White graduated high school in 1937 and went on to study at the School of the Art Institute of Chicago. He was subsequently hired by the Illinois Art Project in the easel division, but transferred to the mural division, where he worked with Edward Millman and Mitchell Siporin. His first major mural, Five Great American Negroes, was completed in 1940. His work was also exhibited at the American Negro Exposition, winning several awards.
White married Elizabeth Catlett in 1941 after meeting her at the South Side Community Art Center, and the pair moved to New Orleans where they both taught at Dillard University.

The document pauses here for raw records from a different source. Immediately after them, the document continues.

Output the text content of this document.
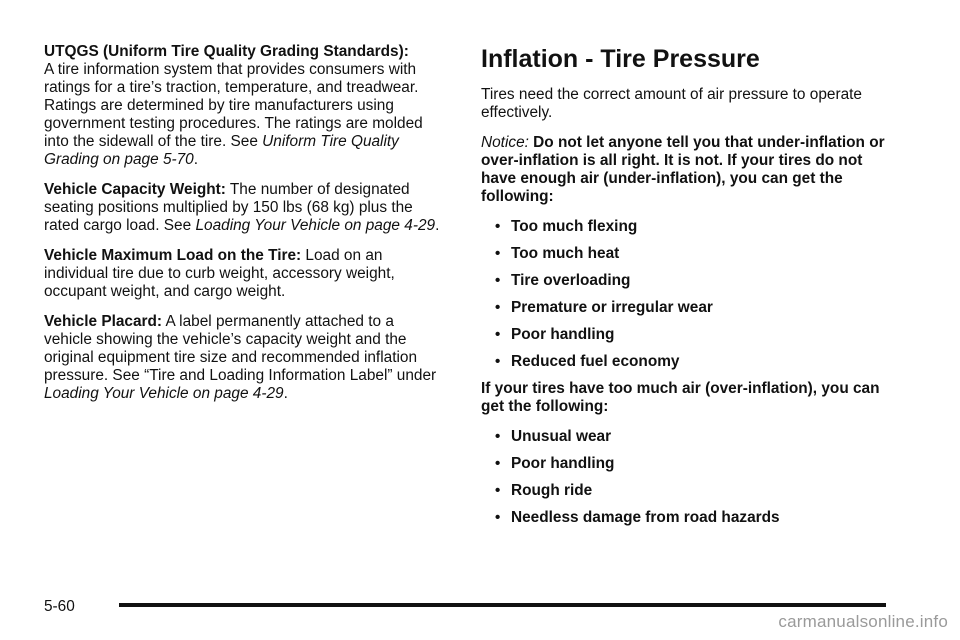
UTQGS (Uniform Tire Quality Grading Standards):
A tire information system that provides consumers with ratings for a tire’s traction, temperature, and treadwear. Ratings are determined by tire manufacturers using government testing procedures. The ratings are molded into the sidewall of the tire. See Uniform Tire Quality Grading on page 5-70.

Vehicle Capacity Weight: The number of designated seating positions multiplied by 150 lbs (68 kg) plus the rated cargo load. See Loading Your Vehicle on page 4-29.

Vehicle Maximum Load on the Tire: Load on an individual tire due to curb weight, accessory weight, occupant weight, and cargo weight.

Vehicle Placard: A label permanently attached to a vehicle showing the vehicle’s capacity weight and the original equipment tire size and recommended inflation pressure. See “Tire and Loading Information Label” under Loading Your Vehicle on page 4-29.

Inflation - Tire Pressure

Tires need the correct amount of air pressure to operate effectively.

Notice: Do not let anyone tell you that under-inflation or over-inflation is all right. It is not. If your tires do not have enough air (under-inflation), you can get the following:

• Too much flexing
• Too much heat
• Tire overloading
• Premature or irregular wear
• Poor handling
• Reduced fuel economy

If your tires have too much air (over-inflation), you can get the following:

• Unusual wear
• Poor handling
• Rough ride
• Needless damage from road hazards
5-60
carmanualsonline.info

Two consecutive Rosenwald scholarships allowed him to study lithography at the Art Student’s League of New York with Harry Sternberg, as well as travel the Southern United States. He used this opportunity to observe and paint black farmers and laborers for his mural, The Contribution of the Negro to the Democracy of America.

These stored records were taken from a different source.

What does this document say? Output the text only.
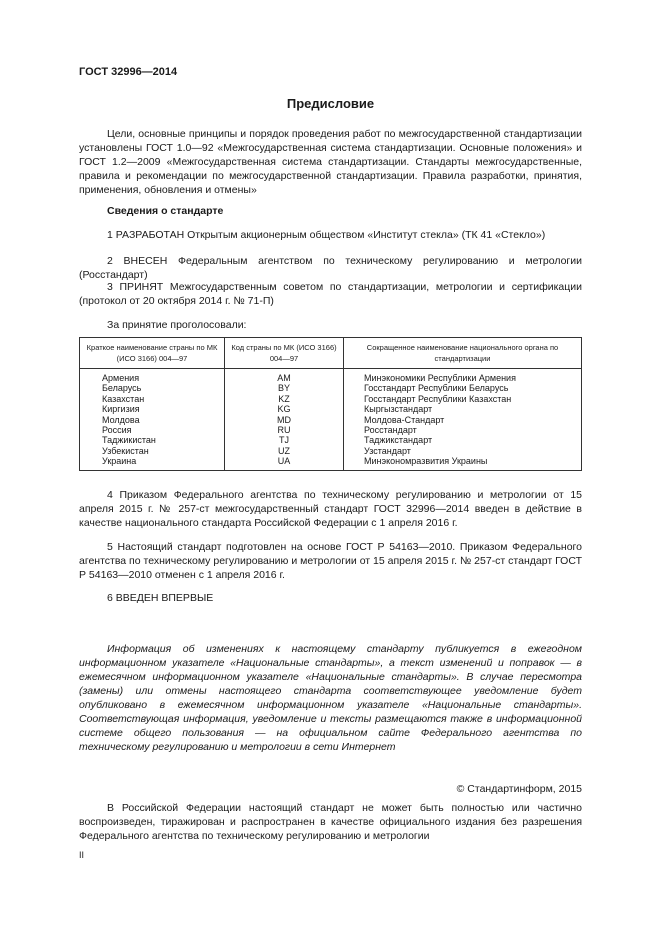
ГОСТ 32996—2014
Предисловие
Цели, основные принципы и порядок проведения работ по межгосударственной стандартизации установлены ГОСТ 1.0—92 «Межгосударственная система стандартизации. Основные положения» и ГОСТ 1.2—2009 «Межгосударственная система стандартизации. Стандарты межгосударственные, правила и рекомендации по межгосударственной стандартизации. Правила разработки, принятия, применения, обновления и отмены»
Сведения о стандарте
1 РАЗРАБОТАН Открытым акционерным обществом «Институт стекла» (ТК 41 «Стекло»)
2 ВНЕСЕН Федеральным агентством по техническому регулированию и метрологии (Росстандарт)
3 ПРИНЯТ Межгосударственным советом по стандартизации, метрологии и сертификации (протокол от 20 октября 2014 г. № 71-П)
За принятие проголосовали:
Краткое наименование страны по МК (ИСО 3166) 004—97	Код страны по МК (ИСО 3166) 004—97	Сокращенное наименование национального органа по стандартизации
Армения	AM	Минэкономики Республики Армения
Беларусь	BY	Госстандарт Республики Беларусь
Казахстан	KZ	Госстандарт Республики Казахстан
Киргизия	KG	Кыргызстандарт
Молдова	MD	Молдова-Стандарт
Россия	RU	Росстандарт
Таджикистан	TJ	Таджикстандарт
Узбекистан	UZ	Узстандарт
Украина	UA	Минэкономразвития Украины
4 Приказом Федерального агентства по техническому регулированию и метрологии от 15 апреля 2015 г. № 257-ст межгосударственный стандарт ГОСТ 32996—2014 введен в действие в качестве национального стандарта Российской Федерации с 1 апреля 2016 г.
5 Настоящий стандарт подготовлен на основе ГОСТ Р 54163—2010. Приказом Федерального агентства по техническому регулированию и метрологии от 15 апреля 2015 г. № 257-ст стандарт ГОСТ Р 54163—2010 отменен с 1 апреля 2016 г.
6 ВВЕДЕН ВПЕРВЫЕ
Информация об изменениях к настоящему стандарту публикуется в ежегодном информационном указателе «Национальные стандарты», а текст изменений и поправок — в ежемесячном информационном указателе «Национальные стандарты». В случае пересмотра (замены) или отмены настоящего стандарта соответствующее уведомление будет опубликовано в ежемесячном информационном указателе «Национальные стандарты». Соответствующая информация, уведомление и тексты размещаются также в информационной системе общего пользования — на официальном сайте Федерального агентства по техническому регулированию и метрологии в сети Интернет
© Стандартинформ, 2015
В Российской Федерации настоящий стандарт не может быть полностью или частично воспроизведен, тиражирован и распространен в качестве официального издания без разрешения Федерального агентства по техническому регулированию и метрологии
II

Catlett and White relocated to Mexico where they both became involved with the Taller Grafica de Popular. After their divorce, White returned to New York City. His work retained a figurative style which stood in stark contrast to the burgeoning abstract movement occurring at the time.
He used drawings, linocuts, and woodcuts to celebrate the historical figures who resisted slavery, as well as ordinary African Americans struggling amid great social injustice in a post-slavery America. White showed his work at the progressive ACA Gallery and was a prominent member of African American and leftist artist communities.

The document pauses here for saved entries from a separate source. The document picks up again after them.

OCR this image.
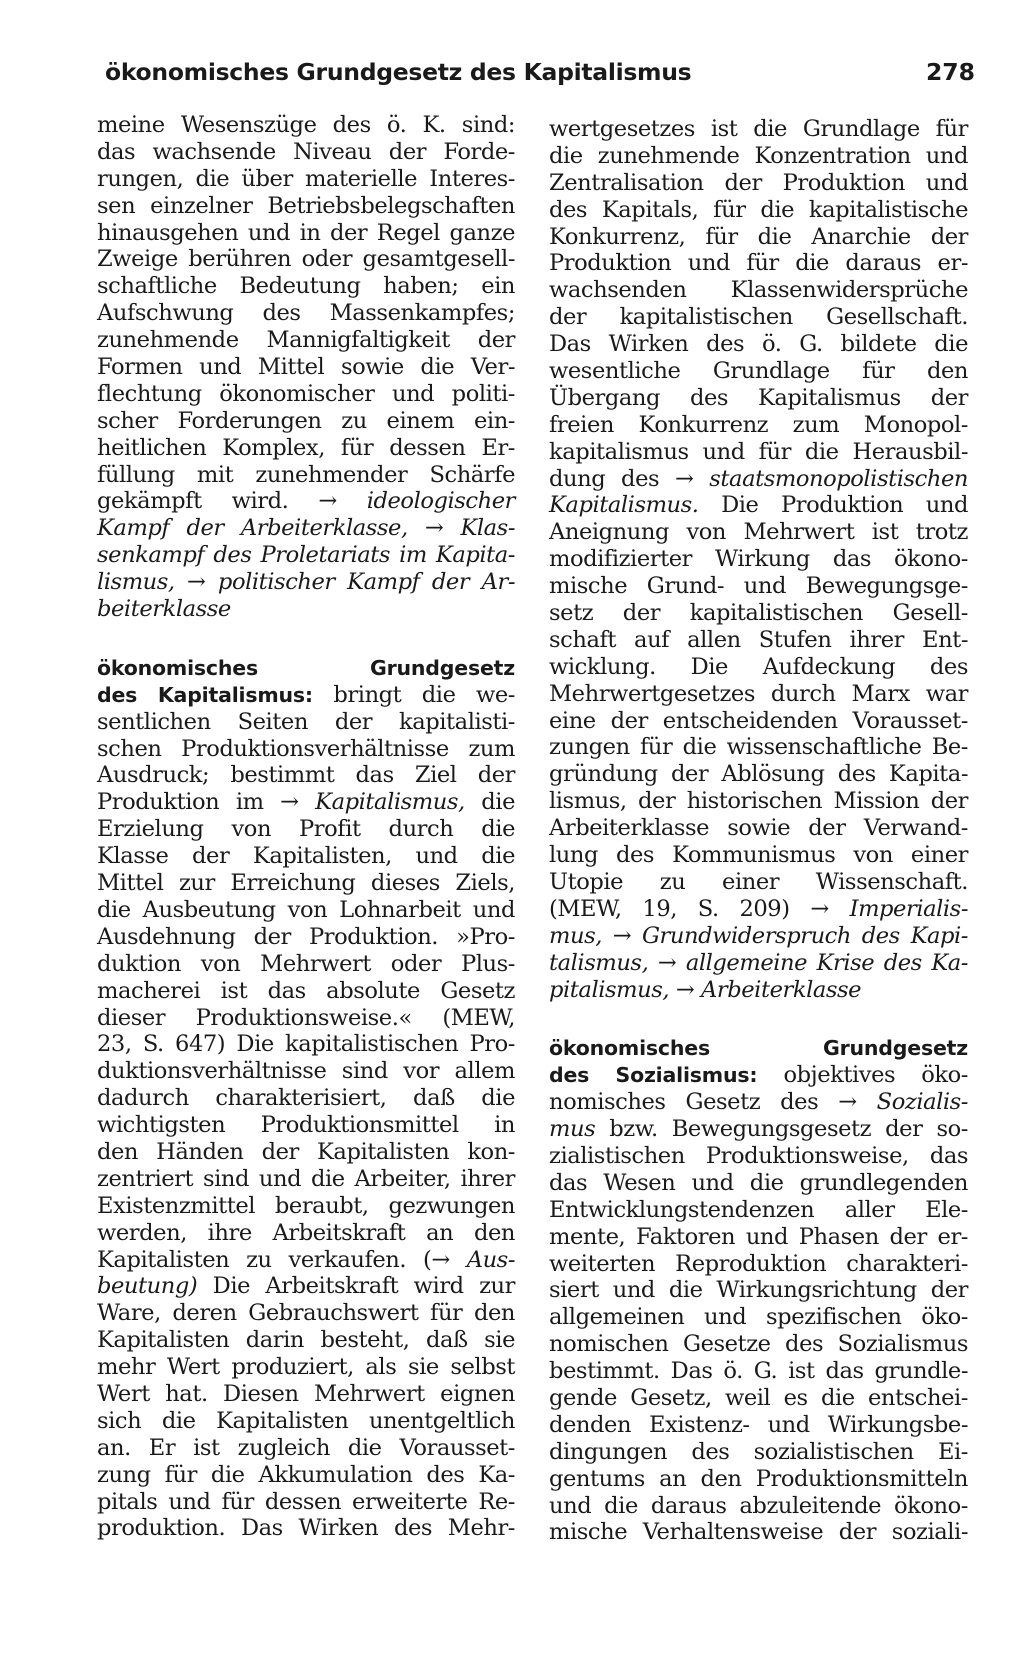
ökonomisches Grundgesetz des Kapitalismus	278
meine Wesenszüge des ö. K. sind:
das wachsende Niveau der Forde-
rungen, die über materielle Interes-
sen einzelner Betriebsbelegschaften
hinausgehen und in der Regel ganze
Zweige berühren oder gesamtgesell-
schaftliche Bedeutung haben; ein
Aufschwung des Massenkampfes;
zunehmende Mannigfaltigkeit der
Formen und Mittel sowie die Ver-
flechtung ökonomischer und politi-
scher Forderungen zu einem ein-
heitlichen Komplex, für dessen Er-
füllung mit zunehmender Schärfe
gekämpft wird. → ideologischer
Kampf der Arbeiterklasse, → Klas-
senkampf des Proletariats im Kapita-
lismus, → politischer Kampf der Ar-
beiterklasse
ökonomisches Grundgesetz
des Kapitalismus: bringt die we-
sentlichen Seiten der kapitalisti-
schen Produktionsverhältnisse zum
Ausdruck; bestimmt das Ziel der
Produktion im → Kapitalismus, die
Erzielung von Profit durch die
Klasse der Kapitalisten, und die
Mittel zur Erreichung dieses Ziels,
die Ausbeutung von Lohnarbeit und
Ausdehnung der Produktion. »Pro-
duktion von Mehrwert oder Plus-
macherei ist das absolute Gesetz
dieser Produktionsweise.« (MEW,
23, S. 647) Die kapitalistischen Pro-
duktionsverhältnisse sind vor allem
dadurch charakterisiert, daß die
wichtigsten Produktionsmittel in
den Händen der Kapitalisten kon-
zentriert sind und die Arbeiter, ihrer
Existenzmittel beraubt, gezwungen
werden, ihre Arbeitskraft an den
Kapitalisten zu verkaufen. (→ Aus-
beutung) Die Arbeitskraft wird zur
Ware, deren Gebrauchswert für den
Kapitalisten darin besteht, daß sie
mehr Wert produziert, als sie selbst
Wert hat. Diesen Mehrwert eignen
sich die Kapitalisten unentgeltlich
an. Er ist zugleich die Vorausset-
zung für die Akkumulation des Ka-
pitals und für dessen erweiterte Re-
produktion. Das Wirken des Mehr-
wertgesetzes ist die Grundlage für
die zunehmende Konzentration und
Zentralisation der Produktion und
des Kapitals, für die kapitalistische
Konkurrenz, für die Anarchie der
Produktion und für die daraus er-
wachsenden Klassenwidersprüche
der kapitalistischen Gesellschaft.
Das Wirken des ö. G. bildete die
wesentliche Grundlage für den
Übergang des Kapitalismus der
freien Konkurrenz zum Monopol-
kapitalismus und für die Herausbil-
dung des → staatsmonopolistischen
Kapitalismus. Die Produktion und
Aneignung von Mehrwert ist trotz
modifizierter Wirkung das ökono-
mische Grund- und Bewegungsge-
setz der kapitalistischen Gesell-
schaft auf allen Stufen ihrer Ent-
wicklung. Die Aufdeckung des
Mehrwertgesetzes durch Marx war
eine der entscheidenden Vorausset-
zungen für die wissenschaftliche Be-
gründung der Ablösung des Kapita-
lismus, der historischen Mission der
Arbeiterklasse sowie der Verwand-
lung des Kommunismus von einer
Utopie zu einer Wissenschaft.
(MEW, 19, S. 209) → Imperialis-
mus, → Grundwiderspruch des Kapi-
talismus, → allgemeine Krise des Ka-
pitalismus, → Arbeiterklasse
ökonomisches Grundgesetz
des Sozialismus: objektives öko-
nomisches Gesetz des → Sozialis-
mus bzw. Bewegungsgesetz der so-
zialistischen Produktionsweise, das
das Wesen und die grundlegenden
Entwicklungstendenzen aller Ele-
mente, Faktoren und Phasen der er-
weiterten Reproduktion charakteri-
siert und die Wirkungsrichtung der
allgemeinen und spezifischen öko-
nomischen Gesetze des Sozialismus
bestimmt. Das ö. G. ist das grundle-
gende Gesetz, weil es die entschei-
denden Existenz- und Wirkungsbe-
dingungen des sozialistischen Ei-
gentums an den Produktionsmitteln
und die daraus abzuleitende ökono-
mische Verhaltensweise der soziali-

In 1956, he relocated to Los Angeles, where his career flourished as he embraced drawing and printmaking more fully, pushing the boundaries of his media while continuing to engage with civil rights and equality. He joined the faculty of the Otis Art Institute in 1965 as its first Black professor. His Otis classroom produced future luminaries, including David Hammons, Kerry James Marshall, Alonzo Davis, Ulysses Jenkins, and others. Today the original Otis campus operates as LACMA’s Charles White Elementary School, a testament to his regional legacy. When the exhibition, Charles White: A Retrospective, originating at the Art Institute of Chicago in 2018, traveled to the Los Angeles County Museum of Art (2019), it was paired with Life Model: Charles White and His Students, staged at the Charles White Elementary campus.
Other recent shows have included Charles White: A Little Higher, which brought nearly 50 drawings, prints, and paintings, highlighting late masterworks from the J’Accuse era, to the Cincinnati Art Museum (2023-2024). Robert Carter and Charles White in Dialogue (ACA Galleries, New York, Feb–Apr 2025) placed his socially engaged portraiture in conversation with a peer’s practice.
Charles White’s legacy includes charcoal and oil-wash works of imposing scale; impeccably printed lithographs (including Gemini G.E.L.collaborations); and drawings of technical mastery and sensitive representation which continue to accrue value for collectors. In 2019, his charcoal drawing, Ye Shall Inherit the Earth, fetched the record price at Sotheby’s NY of $1,760,000.
Gideon
1956
lithograph
20 x 15 inches
signed and dedicated: To Janet and Clifford with My Warmest Wishes
dated and titled. edition of 50.
Printed by the Robert Blackburn Printmaking Workshop, New York.
Gedeon Ea10
Additional Information;
Charles W. White papers, 1933-1987, bulk 1960s-1970s. Archives of American Art, Smithsonian Institution.